Marine Biology Seminar: Dr. Jennifer Jacquet, 'A consumer approach to fisheries conservation: social theory, science, and values'
Please join us on Zoom for the Marine Biology seminar. Dr. Jennifer Jacquet (New York University) will present 'A consumer approach to fisheries conservation: social theory, science, and values.'
Abstract: The first ocean-related label was the ‘dolphin-safe’ logo for tuna in 1990. Since then, a suite of sustainability efforts have targeted seafood consumers, including the most prominent eco-label for fish, the Marine Stewardship Council’s blue tick.
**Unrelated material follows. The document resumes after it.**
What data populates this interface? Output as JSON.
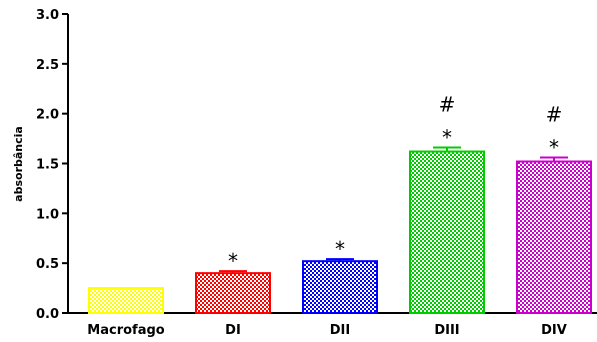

We will run through this three-decade effort, the ‘theory of change’ that suggests how such campaigns might work to improve fisheries management, as well as some of the prominent controversies, including the recent message in the film Seaspiracy that consumers should give up seafood altogether and promises from cellular seafood start-ups that their products will provide the solution. The conclusion drawn in 2007 at my first talk at Scripps — that consumers alone can’t save our fish — remains true. Here I hope to emphasize the deep conflict of values in the scientific community, particularly evident in conservation biology, ecology, and fisheries science. Scientists from all disciplines have adopted the dominant view that fish and invertebrates are a natural resource to be maximally, industrially, and globally exploited for human use. There is an urgent need to confront the paradox that science and policy treat commercially caught fish and aquatic invertebrates differently from other wild animals.